Thursday, June 18, 2009

Spousal Drama

So This morning in my blog I had more in there than what is currently there. This is what I deleted:

Let me tell you all something before you have children, discuss everything with your significant other. Ensure you're both on the same playing field because if you don't you're going to run into problems.

Riley and I have been going back and forth now, since Maria was born, about jobs and child care options. My stance is, I will not allow Maria to be watched by a stranger, I just won't. She is too little and she needs to be cared for by people I know and trust. I want someone to treat her as their own and not a chore. Riley is of the opinion if I get a job where they don't allow me to have the days off I need or they won't be flexible with my schedule then Maria has to go to a sitter, no if ands or buts. I know Riley is just thinking of options but we've talked about this so much and he continues to bring it up and it really upsets me. I tell him I don't want to talk about this because he already knows how I feel and I know we'll fight about it. If you know me I don't budge when I've decided on something and this is one decision I made long before I had kids.

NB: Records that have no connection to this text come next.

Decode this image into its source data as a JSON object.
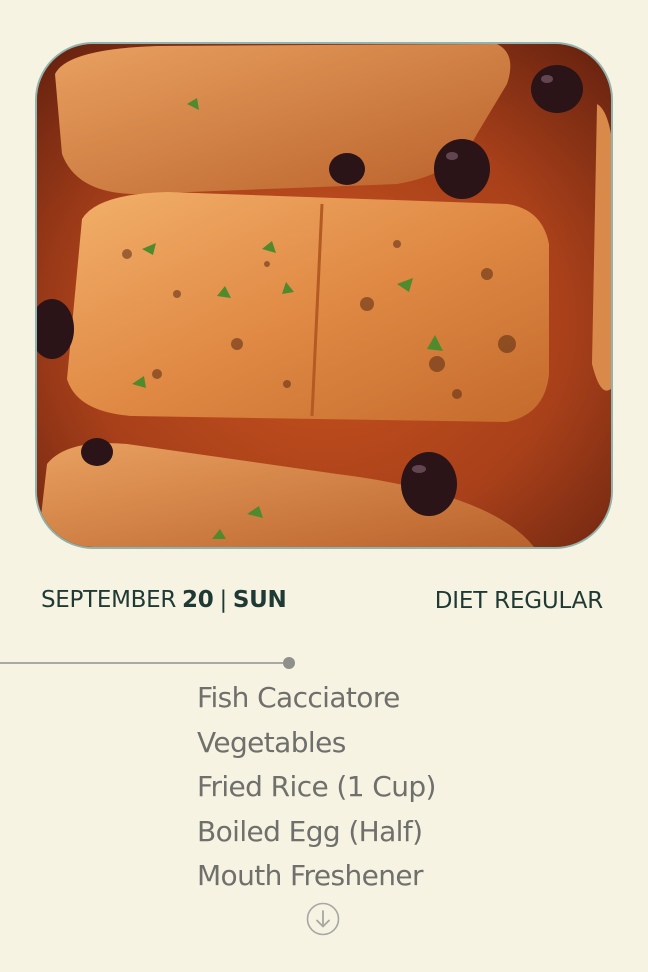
{
  "header": {
    "month": "SEPTEMBER",
    "day": "20",
    "separator": "|",
    "weekday": "SUN",
    "diet_label": "DIET REGULAR"
  },
  "hero_image": {
    "subject": "pan-seared salmon fillets in tomato olive sauce",
    "icon": "food-photo"
  },
  "menu": {
    "items": [
      "Fish Cacciatore",
      "Vegetables",
      "Fried Rice (1 Cup)",
      "Boiled Egg (Half)",
      "Mouth Freshener"
    ]
  },
  "controls": {
    "scroll_down_icon": "arrow-down-circle-icon"
  },
  "colors": {
    "background": "#f6f3e2",
    "header_text": "#1f3a34",
    "menu_text": "#6f6f6c",
    "image_border": "#8fb3ae",
    "timeline": "#a9a9a4"
  }
}
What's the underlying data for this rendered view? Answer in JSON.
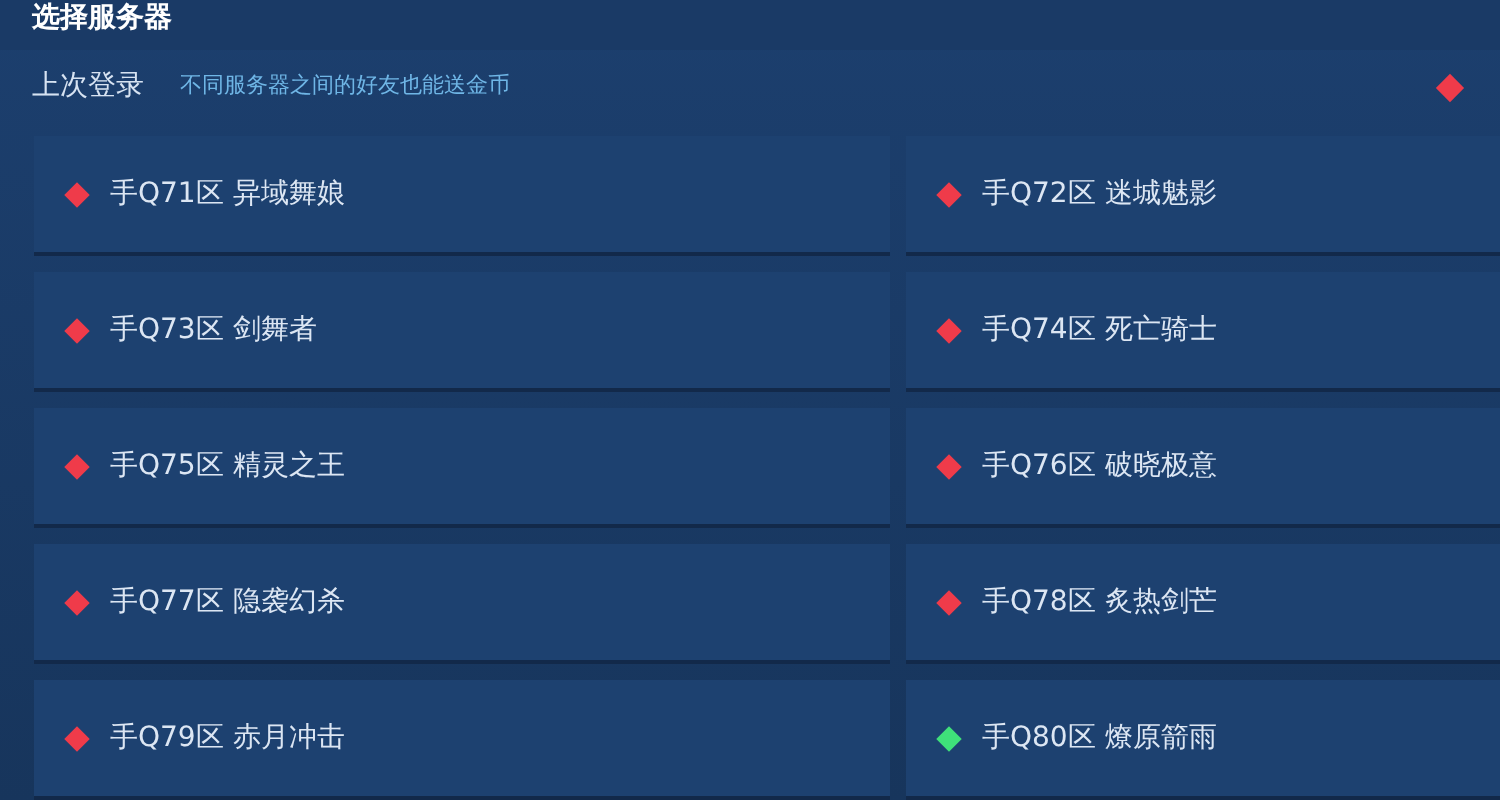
{
  "window": {
    "title": "选择服务器"
  },
  "last_login": {
    "label": "上次登录",
    "hint": "不同服务器之间的好友也能送金币"
  },
  "servers": [
    {
      "name": "手Q71区 异域舞娘",
      "color": "#ef3b4a"
    },
    {
      "name": "手Q72区 迷城魅影",
      "color": "#ef3b4a"
    },
    {
      "name": "手Q73区 剑舞者",
      "color": "#ef3b4a"
    },
    {
      "name": "手Q74区 死亡骑士",
      "color": "#ef3b4a"
    },
    {
      "name": "手Q75区 精灵之王",
      "color": "#ef3b4a"
    },
    {
      "name": "手Q76区 破晓极意",
      "color": "#ef3b4a"
    },
    {
      "name": "手Q77区 隐袭幻杀",
      "color": "#ef3b4a"
    },
    {
      "name": "手Q78区 炙热剑芒",
      "color": "#ef3b4a"
    },
    {
      "name": "手Q79区 赤月冲击",
      "color": "#ef3b4a"
    },
    {
      "name": "手Q80区 燎原箭雨",
      "color": "#3fe07a"
    }
  ]
}
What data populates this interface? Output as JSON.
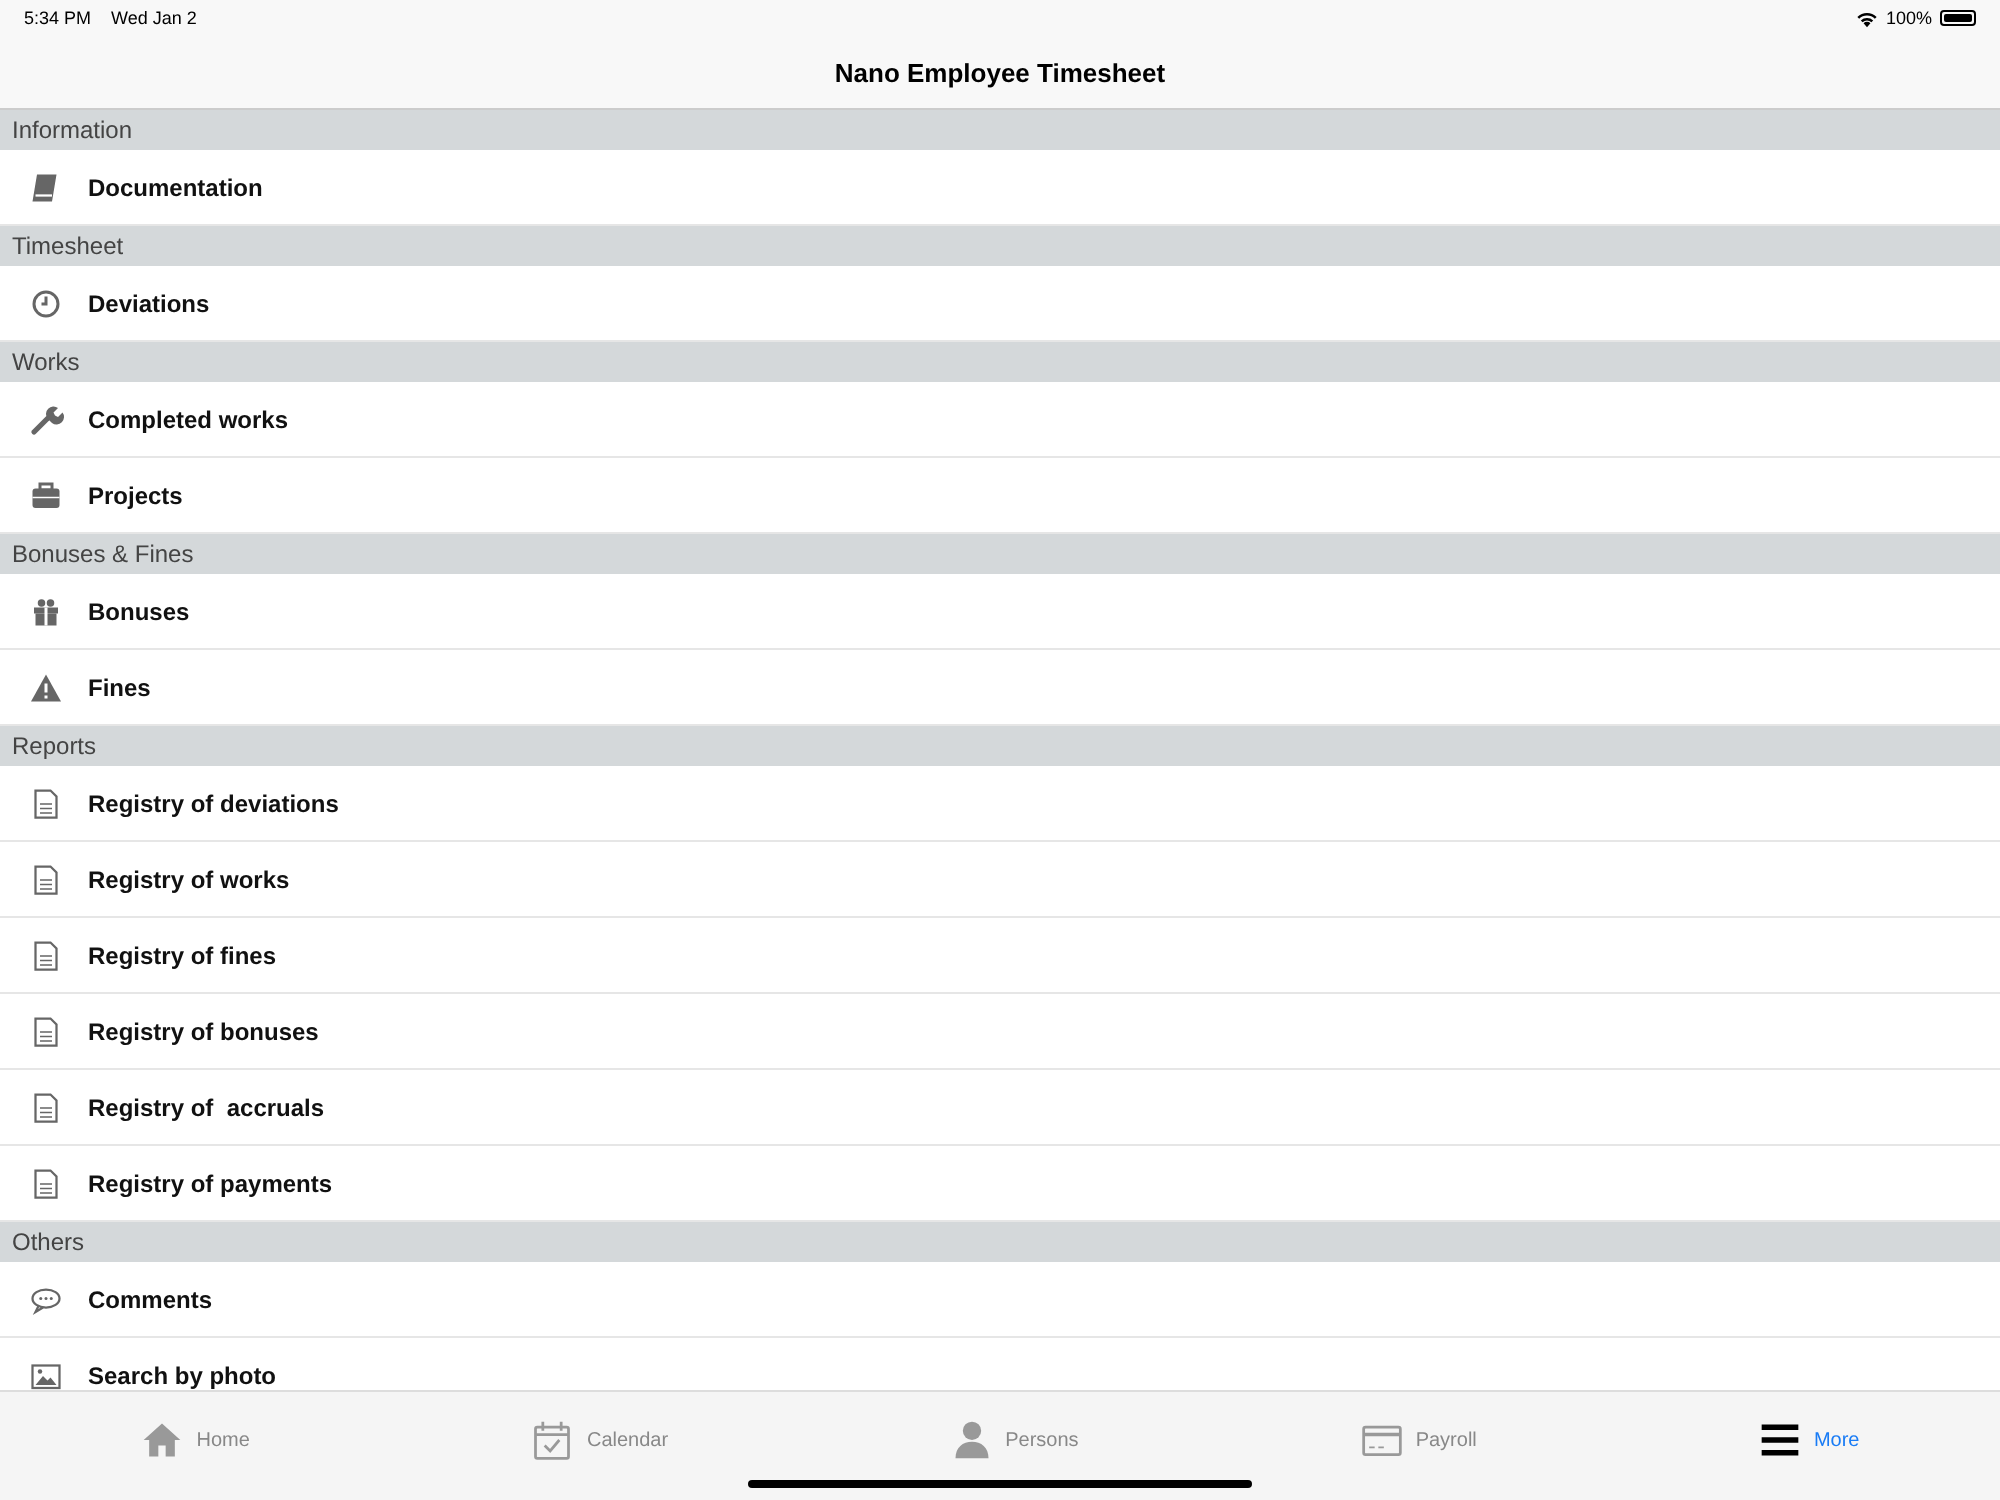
{
  "status_bar": {
    "time": "5:34 PM",
    "date": "Wed Jan 2",
    "battery": "100%"
  },
  "nav_bar": {
    "title": "Nano Employee Timesheet"
  },
  "sections": [
    {
      "title": "Information",
      "items": [
        {
          "kind": "book",
          "label": "Documentation"
        }
      ]
    },
    {
      "title": "Timesheet",
      "items": [
        {
          "kind": "clock",
          "label": "Deviations"
        }
      ]
    },
    {
      "title": "Works",
      "items": [
        {
          "kind": "wrench",
          "label": "Completed works"
        },
        {
          "kind": "briefcase",
          "label": "Projects"
        }
      ]
    },
    {
      "title": "Bonuses & Fines",
      "items": [
        {
          "kind": "gift",
          "label": "Bonuses"
        },
        {
          "kind": "warning",
          "label": "Fines"
        }
      ]
    },
    {
      "title": "Reports",
      "items": [
        {
          "kind": "document",
          "label": "Registry of deviations"
        },
        {
          "kind": "document",
          "label": "Registry of works"
        },
        {
          "kind": "document",
          "label": "Registry of fines"
        },
        {
          "kind": "document",
          "label": "Registry of bonuses"
        },
        {
          "kind": "document",
          "label": "Registry of  accruals"
        },
        {
          "kind": "document",
          "label": "Registry of payments"
        }
      ]
    },
    {
      "title": "Others",
      "items": [
        {
          "kind": "comment",
          "label": "Comments"
        },
        {
          "kind": "image",
          "label": "Search by photo"
        }
      ]
    }
  ],
  "tab_bar": [
    {
      "kind": "home",
      "label": "Home",
      "selected": false
    },
    {
      "kind": "calendar",
      "label": "Calendar",
      "selected": false
    },
    {
      "kind": "person",
      "label": "Persons",
      "selected": false
    },
    {
      "kind": "card",
      "label": "Payroll",
      "selected": false
    },
    {
      "kind": "menu",
      "label": "More",
      "selected": true
    }
  ]
}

People have certain philosophies. Some are obvious and some develop over time. This one was obvious, it was like I never knew any other option. I know I may sound stubborn and obnoxious but it's worth it to keep my baby safe. I'm not saying Riley isn't concerned about her safety, he just has other ideas and I respect them I just wish mine were respected.

I apologize for getting so personal in this blog but I'm hoping my husband will read it. If you see that this blog is gone tomorrow or even by this afternoon it's because he asked me to take it down or I had second thoughts about publishing it.

This is my retraction:

I would like to apologize to Riley for being a crazy lady and jumping down his throat (I know he was just thinking about the future and he really likes being prepared for anything), but I would also like him to acknowledge that he only wanted a place, didn't care where, that would watch Maria when we had to work...admit it Riley. But I turned it around and did the "smart Becca thing" (I'm quoting my bff, Morgan), I did research and found two fantastic places to take her to learn and be cared for at the same time. In my head, day care was these little kids crying in the corner and no one there to pick them up and sooth them. So sad right, it made me cry to think about my baby girl in a corner crying for her mama and I'm not there to pick her up and make her feel better, ugh just heart breaking. So anyway my research turned up Springstone Montessori (Carmel Ave. location) and Los Ninos Montessori. If you have a chance look them up online, you'll be impressed.

So this is for Riley...I'm sorry baby, I ya you!!